Cela dit, « même si des événements ponctuels – dont il ne s'agit pas de minorer l'importance – relancent les débats publics sur l'adéquation des niveaux de rating, la seule mesure "réaliste" de la performance des agences – la capacité à trier les risques avec un succès statistique – plaide pour [elles], en tous cas celles qui ont un recul historique », affirme Pierre Cailleteau, ancien responsables de la notation des États pour Moody's Investors Service. En outre, « comme le rappellent souvent les agences de notation, si elles étaient parfaitement prescientes, elles n'auraient que deux types de ratings : fera défaut – ne fera pas défaut ».

Médiation nécessaire

Or, la médiation qu'elles opèrent entre émetteurs et souscripteurs d'un titre obligataire apparaît indispensable, ceux-ci n'étant disposés à prêter à ceux-là que s'ils sont en mesure d'évaluer le risque encouru. Reste que le marché de la notation se trouve concentré autour de trois agences. Les deux principales, Moody's et Standard & Poor's, en détiendraient même 80 %. « Dans la mesure où de nombreux émetteurs exigent une double notation, ces agences se retrouvent parfois en situation de quasi-monopole », observe Jean Tirole, membre du Conseil d'analyse économique auprès du Premier ministre. Aussi l'AMF s'est-elle fixé pour objectif de « promouvoir les solutions alternatives à l'évaluation de crédit par les agences de notation, en responsabilisant les acteurs qui investissent dans ces produits ». « Les grandes banques peuvent très bien [...] recourir à des modèles de notation interne », remarque Jean-Pierre Jouyet. D'autres plaident en faveur d'une agence publique, dont l'indépendance serait néanmoins garantie sous la houlette de la Banque centrale européenne ou du Fonds monétaire international.
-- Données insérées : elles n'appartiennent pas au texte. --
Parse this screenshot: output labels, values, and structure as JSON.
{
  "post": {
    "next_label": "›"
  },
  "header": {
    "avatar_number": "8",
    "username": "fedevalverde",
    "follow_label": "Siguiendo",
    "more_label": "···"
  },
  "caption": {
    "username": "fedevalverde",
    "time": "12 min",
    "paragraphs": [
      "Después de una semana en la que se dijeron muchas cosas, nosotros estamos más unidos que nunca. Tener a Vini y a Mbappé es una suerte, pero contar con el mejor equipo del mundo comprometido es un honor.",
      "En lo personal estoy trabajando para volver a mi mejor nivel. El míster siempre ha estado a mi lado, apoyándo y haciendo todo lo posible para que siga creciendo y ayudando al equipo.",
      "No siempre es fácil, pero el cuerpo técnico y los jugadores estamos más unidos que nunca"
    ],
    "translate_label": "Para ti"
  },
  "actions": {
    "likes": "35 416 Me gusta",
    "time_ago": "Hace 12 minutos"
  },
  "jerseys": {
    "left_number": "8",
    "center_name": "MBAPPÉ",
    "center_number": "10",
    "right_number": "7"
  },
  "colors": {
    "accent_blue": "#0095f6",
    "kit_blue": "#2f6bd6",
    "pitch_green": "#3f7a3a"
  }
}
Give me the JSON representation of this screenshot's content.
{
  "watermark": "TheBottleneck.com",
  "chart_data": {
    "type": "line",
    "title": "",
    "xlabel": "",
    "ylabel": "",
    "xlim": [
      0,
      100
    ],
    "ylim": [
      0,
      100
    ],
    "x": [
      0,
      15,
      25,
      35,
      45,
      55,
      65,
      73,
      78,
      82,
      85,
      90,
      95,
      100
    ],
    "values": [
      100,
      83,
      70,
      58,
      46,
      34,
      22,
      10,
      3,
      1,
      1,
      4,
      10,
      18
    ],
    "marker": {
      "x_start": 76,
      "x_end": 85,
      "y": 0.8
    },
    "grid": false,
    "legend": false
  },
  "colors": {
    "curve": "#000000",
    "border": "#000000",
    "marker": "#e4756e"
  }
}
On n'en est pas encore là.

Dans l'immédiat, il appartient au régulateur de réviser les règles prudentielles dont on mesure aujourd'hui la perversité. Si les politiques stigmatisent désormais le rôle des agences, ils ont auparavant contribué à les ériger en acteurs clefs du système financier. « Ces dernières sont devenues au cours du temps des "auxiliaires de régulation" et retirent de ce statut des revenus considérables », souligne Jean Tirole. « Les institutions régulées (banques, compagnies d'assurance, [courtiers], fonds de pension) voient leurs exigences en capital diminuer sérieusement lorsqu'elles détiennent des créances bien notées. » Cela en application des accords de Bâle II. « Pour lutter contre l'effet pro-cyclique que les notations peuvent avoir, il est effectivement très souhaitable de conduire une revue approfondie des différents dispositifs réglementaires afin de les purger, autant que faire se peut, de références aux notations externes », reconnaît Jean-Pierre Jouyet. Preuve qu'à l'heure de la mondialisation, le "politique d'abord" n'est pas inopérant.

Un commentaire pour "Feu sur Moody's and Co !"

  1. Catoneo

    Le 18 mars 2011 à 15 h 05 min

    Les agences de notation sont utiles à tous ceux des acteurs incapables de monter chez eux un département d'analyses financières, et ils sont légion.
    Brider celles qui existent suscitera la création de nouvelles, car outre le besoin exprimé par le marché, c'est un bizness juteux.
    Reste que les Moody's, S&P's, Ficht et consorts pourraient être beaucoup améliorées.